博愛と仁慈は、それぞれ、能力主義による競争原理や血族秩序(譜代新参を含み大きくは人種まで含みます)から落ちこぼれた者に対する救済・セーフティネットの役割と言うわけです。
最近流行の市場主義というのも、能力主義を経済的に言い換えた用語でしかありません。
ただ、その能力を測るには、その合理的基準がなかったので、学歴という類型・・抽象的能力に頼ってきたのが、明治以降現在に至るまでの学歴社会です。
この学歴社会による閉塞感を打破するために市場淘汰による競争原理を持ち込もうと言うのが近年の動きです。
日銀総裁人事に関して、学歴主義の弊害である法学部出身者ばかりが財政の責任者になっているのはおかしい・・経済界で実際に活躍している学者にすべきだと言う私の意見もこの一種です。
これはわが国だけではなく近代社会では、学歴以外には、出身地、男女別、あるいは年齢別の類型的査定しか出来なかったのですが、学制が整備されていなかったので、人権意識の発達した筈の近代以降、人種差別や男女差別、出身地による気質・働き者か否かなどの差別が却って激しくなったのです。
今では、能力も抽象的な能力は偏差値によってスライスされていますし、職業はかなり客観化されていますので、その職種ごとのランク付けも発達ささせる気になれば細かく等級付けできるでしょう。
これからは、血縁の親疎あるいは出身地の気質によらずに、もっと合理的な点数的評価が可能になっているし、もっと客観化を進展すべきなのす。
スポーツ・・例えば野球では、ヒット率、防御率その他の客観的指数が発達していますので、人種や出身地にこだわらない国際人材交流が他産業に比べて大分前から比較的活発なのです。
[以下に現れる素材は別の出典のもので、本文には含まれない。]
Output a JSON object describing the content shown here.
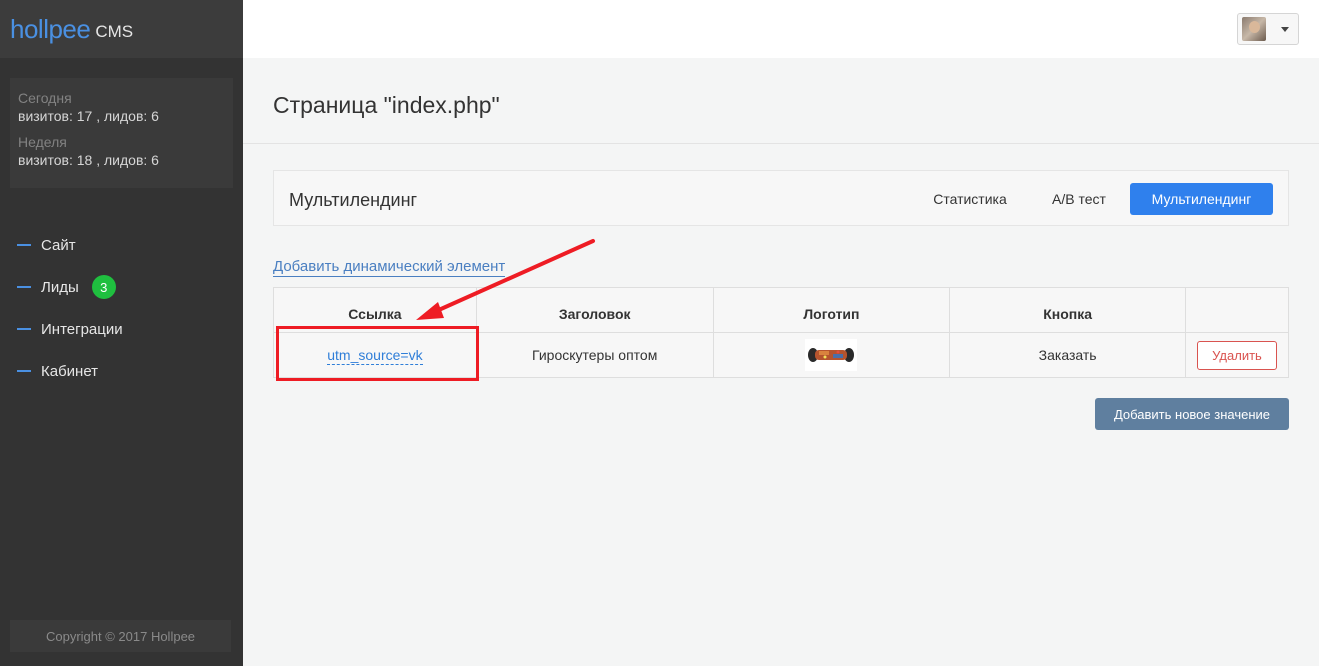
{
  "sidebar": {
    "logo_main": "hollpee",
    "logo_cms": "CMS",
    "stats": {
      "today_label": "Сегодня",
      "today_value": "визитов: 17 , лидов: 6",
      "week_label": "Неделя",
      "week_value": "визитов: 18 , лидов: 6"
    },
    "nav": [
      {
        "label": "Сайт"
      },
      {
        "label": "Лиды",
        "badge": "3"
      },
      {
        "label": "Интеграции"
      },
      {
        "label": "Кабинет"
      }
    ],
    "copyright": "Copyright © 2017 Hollpee"
  },
  "header": {
    "page_title": "Страница \"index.php\""
  },
  "panel": {
    "title": "Мультилендинг",
    "tabs": {
      "stats": "Статистика",
      "ab": "A/B тест",
      "multi": "Мультилендинг"
    },
    "active_tab": "Мультилендинг"
  },
  "add_dynamic_link": "Добавить динамический элемент",
  "table": {
    "headers": [
      "Ссылка",
      "Заголовок",
      "Логотип",
      "Кнопка",
      ""
    ],
    "rows": [
      {
        "link": "utm_source=vk",
        "title": "Гироскутеры оптом",
        "logo_icon": "hoverboard-image",
        "button": "Заказать",
        "delete_label": "Удалить"
      }
    ]
  },
  "add_value_button": "Добавить новое значение",
  "colors": {
    "accent": "#2f80ed",
    "annotation": "#ee1c24",
    "badge": "#1fbf3f",
    "sidebar_bg": "#333333"
  }
}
一般の職業世界でも、前々回以降書いて来たように職種の細分化を進め、更なる工夫・研究をし、抽象的資格である学歴基準から個別の技能を現す資格社会へ変化していくべきでしょう。
個別能力の点数化が進めば、もっと合理的な区別・・能力に応じた待遇・・非合理な人種差別などが消えて行き、その他の差別も自然に減少していくでしょう。
人種差別思想は、人権意識の発達や批判によってなくせるものではなく、職業の合理的評点化の進展を図る方が、着実で健全でしょう。
人種や出身地域によって、遅刻その他怠け者が多いとか、ズルイ、休みが多いなどのファジーな部分は、時間給や職務内容の単純化などによる、細かい給与体系の定着によって、かなりの部分で解決していけるでしょう。